Mentre fervono i preparativi per il Salone di Ginevra, dalla stessa città elvetica arriva una notizia che sta facendo discutere al di là delle Alpi: un agente di polizia è stato condannato a un anno di detenzione con la condizionale per eccesso di velocità durante un inseguimento.
I fatti. Nella notte tra il 3 e il 4 febbraio 2017, poco dopo le 24, il giovane poliziotto in formazione ha inseguito a sirene spiegate la vettura di alcuni ladri ritenuti pericolosi. In quell’occasione, la volante è stata fotografata mentre viaggiava a una velocità di 126 km/h su un’arteria urbana dove il limite è di 50 km/h.

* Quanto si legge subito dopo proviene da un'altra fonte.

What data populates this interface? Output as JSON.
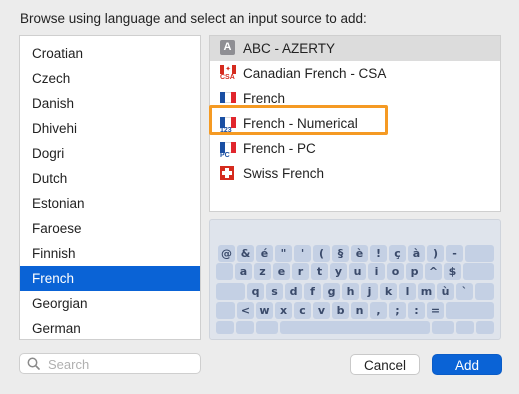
{
  "prompt": "Browse using language and select an input source to add:",
  "languages": [
    "Croatian",
    "Czech",
    "Danish",
    "Dhivehi",
    "Dogri",
    "Dutch",
    "Estonian",
    "Faroese",
    "Finnish",
    "French",
    "Georgian",
    "German"
  ],
  "selected_language": "French",
  "sources": [
    {
      "label": "ABC - AZERTY",
      "icon": "abc-icon"
    },
    {
      "label": "Canadian French - CSA",
      "icon": "canada-flag-icon",
      "badge": "CSA"
    },
    {
      "label": "French",
      "icon": "france-flag-icon"
    },
    {
      "label": "French - Numerical",
      "icon": "france-flag-icon",
      "badge": "123"
    },
    {
      "label": "French - PC",
      "icon": "france-flag-icon",
      "badge": "PC"
    },
    {
      "label": "Swiss French",
      "icon": "swiss-flag-icon"
    }
  ],
  "selected_source": "ABC - AZERTY",
  "icon_letters": {
    "abc": "A"
  },
  "keyboard": {
    "rows": [
      [
        "@",
        "&",
        "é",
        "\"",
        "'",
        "(",
        "§",
        "è",
        "!",
        "ç",
        "à",
        ")",
        "-"
      ],
      [
        "a",
        "z",
        "e",
        "r",
        "t",
        "y",
        "u",
        "i",
        "o",
        "p",
        "^",
        "$"
      ],
      [
        "q",
        "s",
        "d",
        "f",
        "g",
        "h",
        "j",
        "k",
        "l",
        "m",
        "ù",
        "`"
      ],
      [
        "<",
        "w",
        "x",
        "c",
        "v",
        "b",
        "n",
        ",",
        ";",
        ":",
        "="
      ]
    ]
  },
  "search": {
    "placeholder": "Search",
    "value": ""
  },
  "buttons": {
    "cancel": "Cancel",
    "add": "Add"
  },
  "colors": {
    "accent": "#0a63d6",
    "highlight": "#f59a23",
    "france_blue": "#1a4fa3",
    "france_red": "#e1262d",
    "canada_red": "#d52b1e",
    "swiss_red": "#d52b1e"
  }
}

Il Cds svizzero. Secondo l’articolo 100, comma 4, della legge federale sulla circolazione stradale (LCStr), “se durante un viaggio ufficiale urgente o necessario dal punto di vista tattico il conducente di un veicolo […] della polizia o delle dogane viola le norme o le misure speciali concernenti la circolazione, egli non è punibile se ha usato la prudenza imposta dalle circostanze”.
La motivazione. Prudenza che i giudici del Tribunale di polizia non hanno riscontrato nel caso di specie, in quanto l’inseguimento non era volto a salvare vite umane o a perseguire fuggitivi sospettati di mettere a rischio l’incolumità delle persone. L’agente ha annunciato che ricorrerà in appello.